RFC 0007: Half-Precision (FP16) GEMM Support

Status

Status: Accepted Created: 2024 Last Updated: 2024

Overview

Add FP16 (half-precision) GEMM kernel support to leverage Tensor Cores on Volta+ GPUs and reduce memory bandwidth by 50% compared to FP32.

Motivation

Tensor Core acceleration: FP16 enables Tensor Core usage on CC 7.0+ GPUs
Memory bandwidth: 50% reduction vs FP32 (2 bytes vs 4 bytes per element)
Power efficiency: FP16 arithmetic consumes less energy
Model compatibility: Many modern models trained in FP16 or mixed precision

GPU Support Matrix

Architecture	CC	Tensor Core	FP16 Performance
Volta	7.0	Yes (1st gen)	4x FP32
Turing	7.5	Yes (2nd gen)	4x FP32
Ampere	8.0, 8.6	Yes (3rd gen)	4x FP32
Ada Lovelace	8.9	Yes (4th gen)	4x FP32
Hopper	9.0	Yes (5th gen)	4x FP32

Design

FP16 GEMM Kernel

// Basic FP16 GEMM (no Tensor Cores, scalar FP16 arithmetic)
__global__ void half_gemm(
    const half* A, const half* B, half* C,
    int M, int N, int K
);

// FP16 GEMM with FP32 accumulation (improved accuracy)
__global__ void half_gemm_fp32_accum(
    const half* A, const half* B, float* C,
    int M, int N, int K
);

Memory Layout

FP16 tensors use the same layout as FP32, just 2 bytes per element:

FP32: [float0][float1][float2]...  (4 bytes each)
FP16: [half0][half1][half2]...     (2 bytes each)

Type Conversion API

// FP32 → FP16 conversion
void fp32_to_fp16(const float* src, half* dst, size_t elements);

// FP16 → FP32 conversion
void fp16_to_fp32(const half* src, float* dst, size_t elements);

// Mixed-precision GEMM wrapper
void mixed_precision_gemm(
    const float* A_fp32, const float* B_fp32, float* C_fp32,
    int M, int N, int K,
    cudaStream_t stream = 0
);

Accuracy Considerations

Operation	FP16 Error	FP32 Error	Notes
Addition	2^-11	2^-24	Half precision
Multiplication	2^-11	2^-24	Half precision
Accumulation (FP32)	2^-24	2^-24	FP32 accumulator
Accumulation (FP16)	2^-8	2^-24	Accumulated rounding

Recommendation: Always use FP32 accumulation for GEMM to maintain accuracy.

Performance Targets

Configuration	FP32 TFLOPS	FP16 TFLOPS	Speedup
RTX 3090 (Ampere)	~15	~60	4x
RTX 4090 (Ada)	~20	~80	4x
A100 (Ampere)	~20	~80	4x

Kernel Design Strategy

Phase 1: Basic FP16 Kernel (Current)

Scalar FP16 arithmetic
FP32 accumulation for accuracy
Shared memory tiling with FP16 tiles

Phase 2: Tensor Core Acceleration (Future)

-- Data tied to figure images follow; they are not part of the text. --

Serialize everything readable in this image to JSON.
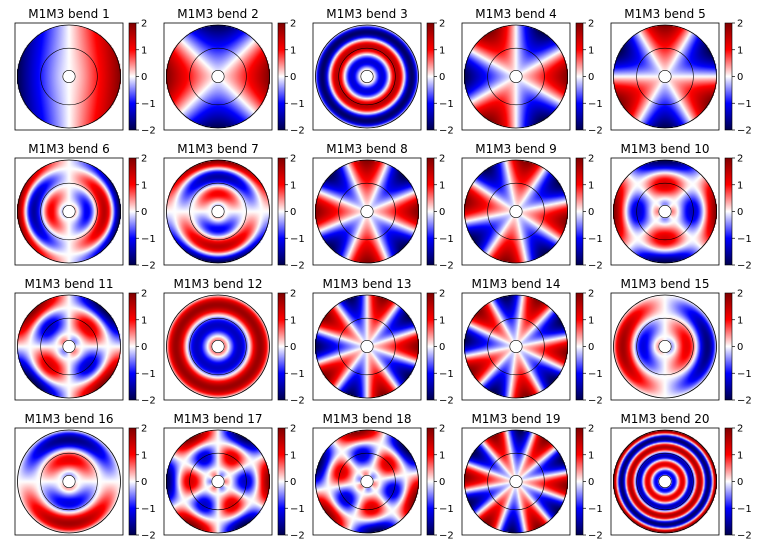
{
  "figure": {
    "rows": 4,
    "cols": 5
  },
  "chart_data": {
    "type": "heatmap",
    "colormap": "seismic",
    "colormap_colors": [
      "#00004c",
      "#0000ff",
      "#ffffff",
      "#ff0000",
      "#7f0000"
    ],
    "colorbar_range": [
      -2,
      2
    ],
    "colorbar_ticks": [
      "2",
      "1",
      "0",
      "−1",
      "−2"
    ],
    "panels": [
      {
        "title": "M1M3 bend 1",
        "kind": "ang",
        "n": 1,
        "r": 0,
        "phase": 0
      },
      {
        "title": "M1M3 bend 2",
        "kind": "ang",
        "n": 2,
        "r": 0,
        "phase": 0
      },
      {
        "title": "M1M3 bend 3",
        "kind": "rad",
        "n": 0,
        "r": 3.5,
        "phase": 0
      },
      {
        "title": "M1M3 bend 4",
        "kind": "ang",
        "n": 3,
        "r": 0,
        "phase": 0
      },
      {
        "title": "M1M3 bend 5",
        "kind": "ang",
        "n": 3,
        "r": 0,
        "phase": 1.57
      },
      {
        "title": "M1M3 bend 6",
        "kind": "mix",
        "n": 1,
        "r": 3,
        "phase": 0
      },
      {
        "title": "M1M3 bend 7",
        "kind": "mix",
        "n": 1,
        "r": 3,
        "phase": 1.57
      },
      {
        "title": "M1M3 bend 8",
        "kind": "ang",
        "n": 4,
        "r": 0,
        "phase": 0
      },
      {
        "title": "M1M3 bend 9",
        "kind": "ang",
        "n": 4,
        "r": 0,
        "phase": 0.78
      },
      {
        "title": "M1M3 bend 10",
        "kind": "mix",
        "n": 2,
        "r": 2,
        "phase": 0
      },
      {
        "title": "M1M3 bend 11",
        "kind": "mix",
        "n": 2,
        "r": 2,
        "phase": 1.57
      },
      {
        "title": "M1M3 bend 12",
        "kind": "rad",
        "n": 0,
        "r": 2.5,
        "phase": 0
      },
      {
        "title": "M1M3 bend 13",
        "kind": "ang",
        "n": 5,
        "r": 0,
        "phase": 0
      },
      {
        "title": "M1M3 bend 14",
        "kind": "ang",
        "n": 5,
        "r": 0,
        "phase": 0.63
      },
      {
        "title": "M1M3 bend 15",
        "kind": "mix",
        "n": 1,
        "r": 2.5,
        "phase": 3.14
      },
      {
        "title": "M1M3 bend 16",
        "kind": "mix",
        "n": 1,
        "r": 2.5,
        "phase": 1.57
      },
      {
        "title": "M1M3 bend 17",
        "kind": "mix",
        "n": 3,
        "r": 2,
        "phase": 0
      },
      {
        "title": "M1M3 bend 18",
        "kind": "mix",
        "n": 3,
        "r": 2,
        "phase": 1.05
      },
      {
        "title": "M1M3 bend 19",
        "kind": "ang",
        "n": 6,
        "r": 0,
        "phase": 0.5
      },
      {
        "title": "M1M3 bend 20",
        "kind": "rad",
        "n": 0,
        "r": 6,
        "phase": 0
      }
    ]
  }
}
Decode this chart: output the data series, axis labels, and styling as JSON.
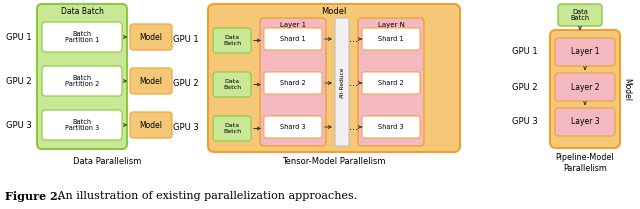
{
  "fig_width": 6.4,
  "fig_height": 2.09,
  "dpi": 100,
  "bg_color": "#ffffff",
  "colors": {
    "green_box": "#8dc63f",
    "green_fill": "#c8e896",
    "orange_box": "#f0a030",
    "orange_fill": "#f5c878",
    "pink_fill": "#f4b8c1",
    "white_fill": "#ffffff",
    "allreduce_fill": "#f0f0f0",
    "allreduce_border": "#bbbbbb",
    "text_dark": "#000000"
  },
  "caption_bold": "Figure 2.",
  "caption_rest": " An illustration of existing parallelization approaches.",
  "section_labels": {
    "data_par": "Data Parallelism",
    "tensor_par": "Tensor-Model Parallelism",
    "pipeline_par": "Pipeline-Model\nParallelism"
  },
  "gpu_labels": [
    "GPU 1",
    "GPU 2",
    "GPU 3"
  ],
  "bp_labels": [
    "Batch\nPartition 1",
    "Batch\nPartition 2",
    "Batch\nPartition 3"
  ],
  "shard_labels": [
    "Shard 1",
    "Shard 2",
    "Shard 3"
  ],
  "layer_labels": [
    "Layer 1",
    "Layer 2",
    "Layer 3"
  ]
}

WMMA (Warp-level Matrix Multiply Accumulate) API
16x16x16 tile size for Tensor Cores
Requires CC 7.0+

Implementation Files

include/half_gemm.cuh - FP16 kernel declarations and helpers
src/half_gemm.cu - FP16 GEMM kernel implementation
tests/test_half_gemm.cpp - FP16 GEMM tests (if added)

Error Handling

Condition	Behavior
FP16 overflow (>65504)	Clamp to max FP16 value
FP16 underflow (<6.1e-5)	Flush to zero
NaN in FP16 input	Propagate NaN to output
Unsupported GPU	Fall back to FP32 kernel

Testing Strategy

Conversion accuracy: Round-trip FP32→FP16→FP32 within budget
GEMM correctness: FP16 GEMM matches FP32 within 2^-8 tolerance
Performance: FP16 achieves ≥2x speedup over FP32 on supported GPUs
Edge cases: Overflow, underflow, NaN propagation
Compatibility: Correct fallback on pre-Volta GPUs